The word trembled around us.
“Thank you,” I whispered. A tear slipped free, and my body began to shake with the aftermath. With the reality of it all.
A gasp ripped from my chest when I was suddenly swept off my feet and into the strength and security of Rex’s arms. He had one arm under my back and the other beneath my knees, my body held possessively against the strength of his chest.
“Won’t let anyone hurt you,” he murmured against my forehead. Carrying me, he angled through the door. “I’m gonna take care of you.”
“Rex.” It was a whimper.
“Shh. I know, baby. I know.”
I clung to his neck as he carried me upstairs. At the landing, he took a left and headed into my bedroom, pushing right past my unmade bed and through the cutout arch that led to the bathroom.
As if this man already knew the way.
He set me on unsteady feet and turned me to face the counter. My eyes met his in the mirror. A low growl climbed his throat, and he leaned around me to turn on the faucet.
The air constricted.
Charged.
I swore, our slowed, measured movements attracted every molecule within five miles. He wrapped his arms around me from behind, taking my hands in his and placing them beneath the fall of warm water. He gently rubbed our hands together, the basin filling with pink-tinged water as he scrubbed the blood free from our dirtied hands.
“Two weeks, Rynna. Two weeks I’ve been dying, hating the way I left things between us.
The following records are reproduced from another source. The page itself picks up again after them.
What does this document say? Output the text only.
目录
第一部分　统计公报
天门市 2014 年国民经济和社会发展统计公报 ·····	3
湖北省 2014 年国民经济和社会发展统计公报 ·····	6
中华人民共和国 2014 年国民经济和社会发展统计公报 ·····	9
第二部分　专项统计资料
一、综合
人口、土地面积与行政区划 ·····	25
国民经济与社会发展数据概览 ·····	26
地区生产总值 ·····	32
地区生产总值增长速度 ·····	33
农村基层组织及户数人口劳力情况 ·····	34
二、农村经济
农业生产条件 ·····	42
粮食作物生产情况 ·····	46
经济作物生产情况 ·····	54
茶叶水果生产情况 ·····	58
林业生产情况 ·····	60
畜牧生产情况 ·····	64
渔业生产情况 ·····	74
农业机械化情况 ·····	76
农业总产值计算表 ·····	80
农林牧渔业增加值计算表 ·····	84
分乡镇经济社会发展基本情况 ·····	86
Hating that I hurt you.”
His words brushed my cheek, and his presence filled my senses.
Overwhelming.
He squirted soap onto our hands, continuing to wash away this afternoon, as if he wanted to erase the possibility of what could have happened.
Carefully.
Meticulously.
His voice was a soft scrape at the shell of my ear, sending shivers down my neck, turning my heart into a thundering orb at the center of my chest. “All that time, I was wishing with every part of me I could change my circumstances. That I could be right for you. Then this, Rynna. Then this happened and I don’t fucking care, anymore. Don’t fucking care that this is wrong.”